[whatwg] Bibliography Markup in HTML5

Tue Oct 6 01:16:49 PDT 2009

On Mon, Oct 5, 2009 at 7:51 PM, Ian Hickson <ian at hixie.ch> wrote:
> On Sun, 27 Sep 2009, tjeddo wrote:
>>
>> I am surprised at how little concern there seems to be over the lack of
>> bibliography markup in HTML5.
>
> There's a lot of concern, but it was deemed that microdata is a better way
> of addressing this than specific elements.

Thanks for your response. After reviewing the info on microdata, I
certainly agree
that microdata would be a great fit for marking up bibliographies and
their entries.
I do hope that a controlled vocabulary is worked out and gets widely adopted...
but I recall this issue was already discussed at length.

>> What if HTML5 specified this approach--except that in place of the <dl>
>> (definition list) tags, a collection of entries would be contained
>> between <bibliography> tags? That is, the above example would look as
>> follows:
>>
>> <bibliography> ...
>>
>> <dt id="refsRFC5322">[RFC5322]</dt>
>> <dd><cite><a href="http://www.ietf.org/rfc/rfc5322.txt">Internet Message
>> Format</a></cite>, P. Resnick. IETF, October 2008.</dd>
>>
>> ...
>> </bibliography>
>>
>> The value here is the elimination of ambiguity
>
> What ambiguity?

In my example scheme, a parsing program that encounters a
<bibliography> section would
be able to determine (by context) that the dt and dd elements
encountered within represent
bibliography entries. Just like a parsing program that encounters a
<figure> section can
determine that a dt element contains the caption for the figure.
However, if dt and dd are
encountered simply within a dl element; then no additional semantic
information can be
determined. It would have been more appropriate if I said that
ambiguity is reduced in
my example scheme (not eliminated).

>> and that a number of new inferences can now be drawn by user agents.
>> With the <dl> tags, the interpreting agent can only determine that there
>> is a definition list containing term/definition entries.  Whereas, in
>> the context of a new bibliography section element, user agents can
>> unambiguously interpret the 'dt' element to be the displayed content
>> that humans identify a bibliography entry by (e.g., "[RFC5322]" in the
>> example given).
>
> Why is this valuable? How do you expect browser vendors to change their
> interface to use this?
>
> Why would it not be better to have a microdata vocabulary for this?

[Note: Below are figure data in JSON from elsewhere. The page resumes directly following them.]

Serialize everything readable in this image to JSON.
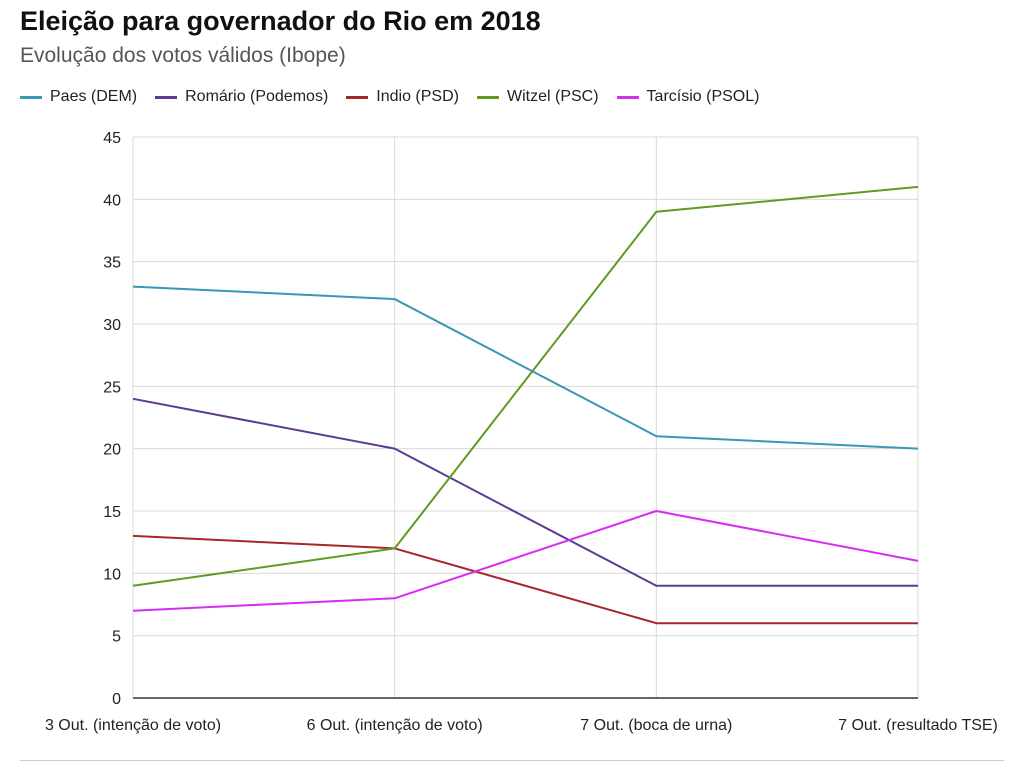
{
  "chart_data": {
    "type": "line",
    "title": "Eleição para governador do Rio em 2018",
    "subtitle": "Evolução dos votos válidos (Ibope)",
    "categories": [
      "3 Out. (intenção de voto)",
      "6 Out. (intenção de voto)",
      "7 Out. (boca de urna)",
      "7 Out. (resultado TSE)"
    ],
    "ylim": [
      0,
      45
    ],
    "yticks": [
      0,
      5,
      10,
      15,
      20,
      25,
      30,
      35,
      40,
      45
    ],
    "grid": true,
    "legend_position": "top-left",
    "series": [
      {
        "name": "Paes (DEM)",
        "color": "#3a97b5",
        "values": [
          33,
          32,
          21,
          20
        ]
      },
      {
        "name": "Romário (Podemos)",
        "color": "#5b3b94",
        "values": [
          24,
          20,
          9,
          9
        ]
      },
      {
        "name": "Indio (PSD)",
        "color": "#a8252b",
        "values": [
          13,
          12,
          6,
          6
        ]
      },
      {
        "name": "Witzel (PSC)",
        "color": "#5f9a22",
        "values": [
          9,
          12,
          39,
          41
        ]
      },
      {
        "name": "Tarcísio (PSOL)",
        "color": "#d52ef0",
        "values": [
          7,
          8,
          15,
          11
        ]
      }
    ]
  }
}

In my understanding, microdata certainly seems like a sufficient way to
handle bibliography entries--once again, hoping that a standardized vocabulary
develops. The scheme I discussed about introducing a 'bibliography' element
and reusing the 'dt' and 'dd' elements within, I simply felt was
consistent with the
introduction of other new HTML5 elements describing the pieces of a
virtual document (e.g.,
article, section, figure, aside, etc.).  Additionally, the scheme
consistently reused
the elements 'dt' and 'dd' in the 'bibliography' context just as they
are reused in
the new 'figure' and 'details' context.  Although, I have to admit I'm
not sure I'm
a fan of this element overloading as opposed to introducing explicit tags to
cover these concepts when appropriate.  But I do understand that HTML5 is
constrained by legacy HTML and also that microdata is another way to
work around these constraints.

I'm not arguing that microdata isn't the best approach here; but it
should be considered
that first class elements are more legible than microdata. And I'm sure this is
why many of the new HTML5 elements are not implemented as
microdata.

I'm just raising ideas here.

Regards,
Tim Eddo